A Reflection on a Perception

Alcides Lanza (1929-) is an Argentinean composer who has been living in Canada since 1971, when he joined the music faculty of McGill University in Montreal. His extensive catalog includes works for conventional instruments as well as for electronic media of various types.

I am familiar with only one of his compositions, his Tres piezas (1960, Three Pieces), which was composed for unaccompanied clarinet during a period when Lanza was working as répétiteur at the Colon Theater in Buenos Aires. Three years later he applied for advanced professional training in composition at the Torcuato di Tella Institute, which had recently been established under the leadership of Alberto Ginastera.

Like many Latin American composers of his generation, during the 1950s Lanza witnessed a pronounced tension that had been developing around two differing points of view as to the nature and essential characteristic of Latin American classical music. In Argentina, the country in which this tension was particularly pronounced, an antagonistic Juan Carlos Paz (1897-1972) confronted Ginastera and his followers by declaring that the latter’s folkloric approach to musical style was not fit for consumption outside of Argentina. Rather, Paz was convinced that only by adhering to universal vanguardism, such as Schönbergian atonality, would Argentina’s music come to be recognized and appreciated throughout the world.

Although today there no longer seems to be any enmity between composers in Latin America who may happen to follow different stylistic tendencies, more than sixty years after the publication of Paz’s Introducción a la música de nuestro tiempo (1955, Introduction to the Music of Our Time, in which Paz outlined his most strenuous defense of musical vanguardism), the question nevertheless seems to remain the same: what constitutes Latin American classical music? That is, what element or elements serve as undeniable markers of its Latin American-ness?

Interestingly, though, with but a few notable exceptions, the Latin American composers that I know nearly universally agree that there is no identifiable element; rather, as long as a composition has been composed by a Latin American, then that work is Latin American.

However, as someone who occupies the space between Latin American composer and North American performer, I would have to say that at times I get the impression that the performer’s answer—were the question to be asked—would be less decisive.

Why is that?

Comments 2

  • To position himself as a cutting-edge and universal composer in Argentina during the 1940s and 1950s, I find it curious that he chose to practice twelve-tone serialism, which is one of the most characteristic compositional techniques of the European tradition, comparable to counterpoint or tonal harmony. This way of thinking seems to have diminished today, or at least I like to believe that it has. However, as Dr. Walker rightly said, the question remains the same ….
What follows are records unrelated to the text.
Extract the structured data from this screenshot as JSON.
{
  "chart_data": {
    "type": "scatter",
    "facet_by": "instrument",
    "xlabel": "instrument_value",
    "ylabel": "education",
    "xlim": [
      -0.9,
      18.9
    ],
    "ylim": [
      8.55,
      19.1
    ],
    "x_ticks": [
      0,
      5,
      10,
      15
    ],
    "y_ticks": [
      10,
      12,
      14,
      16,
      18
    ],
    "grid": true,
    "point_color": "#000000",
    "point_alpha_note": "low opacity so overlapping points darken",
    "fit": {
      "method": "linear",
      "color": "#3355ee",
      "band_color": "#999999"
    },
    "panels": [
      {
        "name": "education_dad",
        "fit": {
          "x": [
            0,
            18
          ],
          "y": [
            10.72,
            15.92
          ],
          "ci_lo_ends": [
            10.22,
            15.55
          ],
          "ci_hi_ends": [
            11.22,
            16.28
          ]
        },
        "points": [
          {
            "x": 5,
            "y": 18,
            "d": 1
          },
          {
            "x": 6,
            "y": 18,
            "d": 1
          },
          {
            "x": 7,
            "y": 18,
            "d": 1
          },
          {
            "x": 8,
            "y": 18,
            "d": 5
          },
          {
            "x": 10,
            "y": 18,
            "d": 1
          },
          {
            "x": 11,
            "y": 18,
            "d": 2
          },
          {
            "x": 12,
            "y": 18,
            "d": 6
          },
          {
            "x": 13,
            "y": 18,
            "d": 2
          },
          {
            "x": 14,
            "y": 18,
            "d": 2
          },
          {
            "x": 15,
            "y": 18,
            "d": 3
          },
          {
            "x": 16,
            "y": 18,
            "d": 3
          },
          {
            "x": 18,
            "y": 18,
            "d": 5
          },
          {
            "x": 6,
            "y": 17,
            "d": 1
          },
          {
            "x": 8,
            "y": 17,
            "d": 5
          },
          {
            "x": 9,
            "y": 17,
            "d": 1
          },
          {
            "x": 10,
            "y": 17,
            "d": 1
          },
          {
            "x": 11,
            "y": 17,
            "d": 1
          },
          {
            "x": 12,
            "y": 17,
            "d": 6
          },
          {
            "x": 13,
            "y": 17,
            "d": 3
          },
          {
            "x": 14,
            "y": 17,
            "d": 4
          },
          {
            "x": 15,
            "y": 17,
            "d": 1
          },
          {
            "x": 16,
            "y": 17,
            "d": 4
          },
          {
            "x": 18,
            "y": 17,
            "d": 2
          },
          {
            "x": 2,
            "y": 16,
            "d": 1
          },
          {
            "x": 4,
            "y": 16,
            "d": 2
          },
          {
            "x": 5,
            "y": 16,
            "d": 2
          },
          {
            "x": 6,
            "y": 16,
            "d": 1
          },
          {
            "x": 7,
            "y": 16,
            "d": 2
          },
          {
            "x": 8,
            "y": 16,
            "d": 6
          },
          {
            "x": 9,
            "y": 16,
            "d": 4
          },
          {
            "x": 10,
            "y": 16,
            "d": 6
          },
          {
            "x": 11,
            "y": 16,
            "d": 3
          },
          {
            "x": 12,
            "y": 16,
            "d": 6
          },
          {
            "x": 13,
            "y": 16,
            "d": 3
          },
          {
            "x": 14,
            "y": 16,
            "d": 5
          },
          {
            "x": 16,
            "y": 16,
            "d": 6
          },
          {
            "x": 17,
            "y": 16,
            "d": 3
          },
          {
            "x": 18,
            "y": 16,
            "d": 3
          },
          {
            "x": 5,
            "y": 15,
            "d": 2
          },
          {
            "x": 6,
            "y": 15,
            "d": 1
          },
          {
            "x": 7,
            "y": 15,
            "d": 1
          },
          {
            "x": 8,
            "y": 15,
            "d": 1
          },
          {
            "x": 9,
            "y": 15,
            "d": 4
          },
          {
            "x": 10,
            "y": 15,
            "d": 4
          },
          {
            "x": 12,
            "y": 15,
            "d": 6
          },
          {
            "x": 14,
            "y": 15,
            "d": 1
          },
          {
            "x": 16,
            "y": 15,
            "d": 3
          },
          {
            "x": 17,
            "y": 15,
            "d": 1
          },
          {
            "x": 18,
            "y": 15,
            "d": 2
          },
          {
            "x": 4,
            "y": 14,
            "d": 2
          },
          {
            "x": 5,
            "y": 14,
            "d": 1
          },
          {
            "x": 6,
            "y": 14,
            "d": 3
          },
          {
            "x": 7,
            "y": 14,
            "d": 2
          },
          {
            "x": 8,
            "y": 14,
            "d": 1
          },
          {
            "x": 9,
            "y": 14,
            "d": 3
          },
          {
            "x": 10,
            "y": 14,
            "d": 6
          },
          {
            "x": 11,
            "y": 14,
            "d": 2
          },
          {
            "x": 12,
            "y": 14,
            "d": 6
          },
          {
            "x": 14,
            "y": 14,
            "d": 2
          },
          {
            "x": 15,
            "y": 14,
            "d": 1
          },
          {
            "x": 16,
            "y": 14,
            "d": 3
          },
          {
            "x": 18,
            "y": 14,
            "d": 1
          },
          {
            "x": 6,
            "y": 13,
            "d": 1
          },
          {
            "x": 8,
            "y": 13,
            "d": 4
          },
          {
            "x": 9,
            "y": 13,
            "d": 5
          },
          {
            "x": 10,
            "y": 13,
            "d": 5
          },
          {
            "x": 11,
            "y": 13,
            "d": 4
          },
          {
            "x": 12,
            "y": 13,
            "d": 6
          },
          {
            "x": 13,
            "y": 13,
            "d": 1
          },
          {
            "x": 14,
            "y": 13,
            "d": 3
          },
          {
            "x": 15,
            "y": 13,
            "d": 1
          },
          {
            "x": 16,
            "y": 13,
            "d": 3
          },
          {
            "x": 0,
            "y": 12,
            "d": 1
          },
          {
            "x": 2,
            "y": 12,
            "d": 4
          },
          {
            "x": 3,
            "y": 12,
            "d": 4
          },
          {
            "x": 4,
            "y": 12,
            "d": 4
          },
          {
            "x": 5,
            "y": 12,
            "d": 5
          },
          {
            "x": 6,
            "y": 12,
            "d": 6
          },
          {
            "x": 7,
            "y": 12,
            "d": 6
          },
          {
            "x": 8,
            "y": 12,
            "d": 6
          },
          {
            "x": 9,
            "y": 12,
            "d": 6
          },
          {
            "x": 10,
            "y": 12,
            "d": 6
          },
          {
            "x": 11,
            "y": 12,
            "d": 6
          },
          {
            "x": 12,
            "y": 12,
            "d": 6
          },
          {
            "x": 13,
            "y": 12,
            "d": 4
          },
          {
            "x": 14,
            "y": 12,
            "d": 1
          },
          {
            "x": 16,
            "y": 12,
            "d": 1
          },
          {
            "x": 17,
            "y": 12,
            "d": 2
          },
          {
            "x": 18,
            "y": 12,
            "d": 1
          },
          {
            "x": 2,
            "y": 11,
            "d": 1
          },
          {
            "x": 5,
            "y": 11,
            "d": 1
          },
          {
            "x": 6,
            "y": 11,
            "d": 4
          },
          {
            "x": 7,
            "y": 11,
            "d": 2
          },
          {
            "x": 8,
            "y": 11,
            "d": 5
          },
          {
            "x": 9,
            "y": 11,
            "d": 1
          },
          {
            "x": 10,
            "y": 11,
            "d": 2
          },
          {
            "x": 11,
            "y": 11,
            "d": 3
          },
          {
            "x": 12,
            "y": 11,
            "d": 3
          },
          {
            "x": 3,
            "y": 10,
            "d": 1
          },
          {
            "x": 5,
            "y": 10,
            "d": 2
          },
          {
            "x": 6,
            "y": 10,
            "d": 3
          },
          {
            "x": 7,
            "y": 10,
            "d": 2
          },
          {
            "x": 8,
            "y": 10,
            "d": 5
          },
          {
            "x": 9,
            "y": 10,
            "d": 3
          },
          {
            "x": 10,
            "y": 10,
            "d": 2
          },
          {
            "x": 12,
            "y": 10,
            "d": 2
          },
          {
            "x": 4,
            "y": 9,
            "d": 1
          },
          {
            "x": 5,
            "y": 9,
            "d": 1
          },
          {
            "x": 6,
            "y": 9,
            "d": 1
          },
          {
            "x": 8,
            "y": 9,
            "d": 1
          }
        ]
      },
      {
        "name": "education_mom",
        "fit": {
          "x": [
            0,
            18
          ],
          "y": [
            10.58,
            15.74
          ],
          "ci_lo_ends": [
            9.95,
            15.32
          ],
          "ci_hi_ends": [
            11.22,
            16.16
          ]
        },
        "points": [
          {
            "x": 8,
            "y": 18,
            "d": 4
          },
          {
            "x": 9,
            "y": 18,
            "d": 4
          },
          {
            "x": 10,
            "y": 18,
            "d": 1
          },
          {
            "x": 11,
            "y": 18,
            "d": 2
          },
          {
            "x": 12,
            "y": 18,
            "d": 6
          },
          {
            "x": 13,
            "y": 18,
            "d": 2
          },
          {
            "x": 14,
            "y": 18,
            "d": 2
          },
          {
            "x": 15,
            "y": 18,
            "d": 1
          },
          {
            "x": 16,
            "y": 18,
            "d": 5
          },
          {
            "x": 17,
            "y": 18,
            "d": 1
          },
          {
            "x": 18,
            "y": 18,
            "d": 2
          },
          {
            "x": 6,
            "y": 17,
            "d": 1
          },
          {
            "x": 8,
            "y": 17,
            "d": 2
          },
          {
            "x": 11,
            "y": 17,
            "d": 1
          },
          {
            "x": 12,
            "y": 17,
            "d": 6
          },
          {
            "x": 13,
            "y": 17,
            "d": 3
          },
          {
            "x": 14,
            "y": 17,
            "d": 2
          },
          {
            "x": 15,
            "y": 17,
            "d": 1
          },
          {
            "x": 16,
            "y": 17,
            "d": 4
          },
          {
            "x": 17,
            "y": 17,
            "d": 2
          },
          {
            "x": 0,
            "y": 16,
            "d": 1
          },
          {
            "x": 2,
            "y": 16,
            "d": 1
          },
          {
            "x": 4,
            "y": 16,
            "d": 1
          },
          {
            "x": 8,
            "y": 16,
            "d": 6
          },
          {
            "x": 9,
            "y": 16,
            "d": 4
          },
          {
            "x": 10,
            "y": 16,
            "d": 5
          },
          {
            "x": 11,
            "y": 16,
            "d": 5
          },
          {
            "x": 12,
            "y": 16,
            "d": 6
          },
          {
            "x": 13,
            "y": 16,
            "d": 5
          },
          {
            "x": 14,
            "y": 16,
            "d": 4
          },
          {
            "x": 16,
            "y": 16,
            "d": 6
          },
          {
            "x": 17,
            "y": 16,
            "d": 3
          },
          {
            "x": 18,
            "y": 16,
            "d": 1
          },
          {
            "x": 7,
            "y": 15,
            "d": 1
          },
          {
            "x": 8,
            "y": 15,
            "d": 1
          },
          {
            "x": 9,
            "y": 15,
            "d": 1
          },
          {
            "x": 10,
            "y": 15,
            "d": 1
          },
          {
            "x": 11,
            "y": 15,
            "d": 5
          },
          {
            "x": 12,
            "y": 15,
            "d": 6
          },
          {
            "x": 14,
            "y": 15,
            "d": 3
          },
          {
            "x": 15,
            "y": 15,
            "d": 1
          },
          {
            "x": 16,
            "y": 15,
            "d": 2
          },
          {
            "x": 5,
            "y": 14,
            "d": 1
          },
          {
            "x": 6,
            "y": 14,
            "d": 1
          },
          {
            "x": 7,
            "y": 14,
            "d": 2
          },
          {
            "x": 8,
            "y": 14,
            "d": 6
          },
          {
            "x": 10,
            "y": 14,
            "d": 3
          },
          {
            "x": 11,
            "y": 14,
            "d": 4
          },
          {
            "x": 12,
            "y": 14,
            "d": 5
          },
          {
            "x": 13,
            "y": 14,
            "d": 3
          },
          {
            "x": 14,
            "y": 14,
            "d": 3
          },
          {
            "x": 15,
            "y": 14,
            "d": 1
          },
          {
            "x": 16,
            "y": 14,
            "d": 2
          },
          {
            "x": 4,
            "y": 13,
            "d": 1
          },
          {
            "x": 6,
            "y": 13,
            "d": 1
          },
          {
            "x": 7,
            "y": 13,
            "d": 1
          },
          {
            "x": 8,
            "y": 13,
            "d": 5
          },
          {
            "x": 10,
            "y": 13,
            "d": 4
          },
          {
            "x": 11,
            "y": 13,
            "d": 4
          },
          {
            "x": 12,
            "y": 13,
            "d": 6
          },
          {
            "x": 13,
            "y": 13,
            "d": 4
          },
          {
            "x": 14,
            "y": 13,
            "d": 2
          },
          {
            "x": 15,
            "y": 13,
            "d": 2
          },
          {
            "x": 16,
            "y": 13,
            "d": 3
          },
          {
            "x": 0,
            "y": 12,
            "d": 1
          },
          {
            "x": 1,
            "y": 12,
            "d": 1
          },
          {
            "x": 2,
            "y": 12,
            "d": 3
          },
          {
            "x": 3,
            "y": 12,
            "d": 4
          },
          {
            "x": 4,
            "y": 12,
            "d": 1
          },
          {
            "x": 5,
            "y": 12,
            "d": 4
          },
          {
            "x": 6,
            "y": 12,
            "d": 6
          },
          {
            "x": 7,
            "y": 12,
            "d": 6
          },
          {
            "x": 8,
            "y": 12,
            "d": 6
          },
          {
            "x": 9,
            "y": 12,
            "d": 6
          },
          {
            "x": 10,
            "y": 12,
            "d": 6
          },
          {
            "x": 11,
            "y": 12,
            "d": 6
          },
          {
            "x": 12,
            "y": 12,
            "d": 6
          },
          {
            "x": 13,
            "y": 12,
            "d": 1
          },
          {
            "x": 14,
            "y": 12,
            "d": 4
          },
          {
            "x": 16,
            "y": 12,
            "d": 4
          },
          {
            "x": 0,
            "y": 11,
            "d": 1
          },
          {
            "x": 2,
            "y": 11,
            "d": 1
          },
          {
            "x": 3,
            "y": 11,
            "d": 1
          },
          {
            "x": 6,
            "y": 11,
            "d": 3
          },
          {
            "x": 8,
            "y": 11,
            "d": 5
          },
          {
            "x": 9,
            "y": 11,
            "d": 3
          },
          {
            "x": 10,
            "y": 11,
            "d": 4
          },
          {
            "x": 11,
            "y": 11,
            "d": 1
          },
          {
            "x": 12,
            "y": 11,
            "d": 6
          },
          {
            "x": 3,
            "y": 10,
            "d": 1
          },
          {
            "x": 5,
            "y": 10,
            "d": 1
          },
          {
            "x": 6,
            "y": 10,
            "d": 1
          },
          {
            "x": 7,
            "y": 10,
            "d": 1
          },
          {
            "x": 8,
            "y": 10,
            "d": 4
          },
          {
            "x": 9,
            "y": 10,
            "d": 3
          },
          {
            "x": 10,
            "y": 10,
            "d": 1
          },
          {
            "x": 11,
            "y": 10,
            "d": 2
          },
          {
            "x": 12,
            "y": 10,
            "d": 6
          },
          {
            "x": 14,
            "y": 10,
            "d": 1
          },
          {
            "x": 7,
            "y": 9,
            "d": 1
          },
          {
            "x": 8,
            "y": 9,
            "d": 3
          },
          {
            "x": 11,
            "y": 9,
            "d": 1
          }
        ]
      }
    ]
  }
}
  • Latin American classical music can be many different things and draw on a variety of different musical styles, compositional techniques, and source material, not only from the composer’s home country or the larger Latin American and Caribbean region, but from Europe and other parts of the world. In this sense, I don’t think that asking this question of Latin American should be any different than asking it of composers in other parts of the world. Take the United States, for example. Should American classical music be explicitly defined by specific musical or stylistic elements? If so, then does that mean that people like John Cage should be excluded? Conversely, does that mean that Ives or Copland are too “provincial” to be considered universal composers? Latin America is a diverse and complex place, that includes not only different European, indigenous, and African cultural and musical influences. It also includes a broad variety of different types of musics (popular, folk, traditional, art, etc.) and people of different socio-economic backgrounds. It then stands to reason that there are many different ways of defining what is or is not Latin American music and that these ways are being continually debated and in many cases worked out by composers in their own music.

    It should also be recognized that the expectation that Latin American classical music should have a specific sound or character can at times be imposed from outside Latin America. US audiences, for example, tend to want to hear certain folk or traditional folk musical influences in Latin American music. In recent decades one can say that this stems from a growing interest on multiculturalism and cultural diversity, and there is plenty of excellent music that would in different ways meet those expectations. At the same time, such expectations can tend to, intentionally or not, pigeon hole composers so that people who do not have an easily recognizable “Latin American” style are dismissed or ignored.

    Separating between “Latin American” and “universal” also needs to be questioned, since it suggests that somehow, composers can only be one or the other. As Juan Lopez-Maya points out, many of the styles and techniques that are often called “universal” are European. But, because it is assumed universal, there does not seem to be a similar concern with European composers needing to sound explicitly “European” which sets up a bit of a double-standard. Oliver Messiaen can be regarded simultaneously as universal and to some degree, very French. Furthermore, no one questions his authenticity as a French/European composer when he draws on Indian classical music for example. People, however, have a harder time extending that way of thinking to Latin American composers, creating this impression that sounding “Latin American” is something that they must overcome if they want their music to have universal relevance.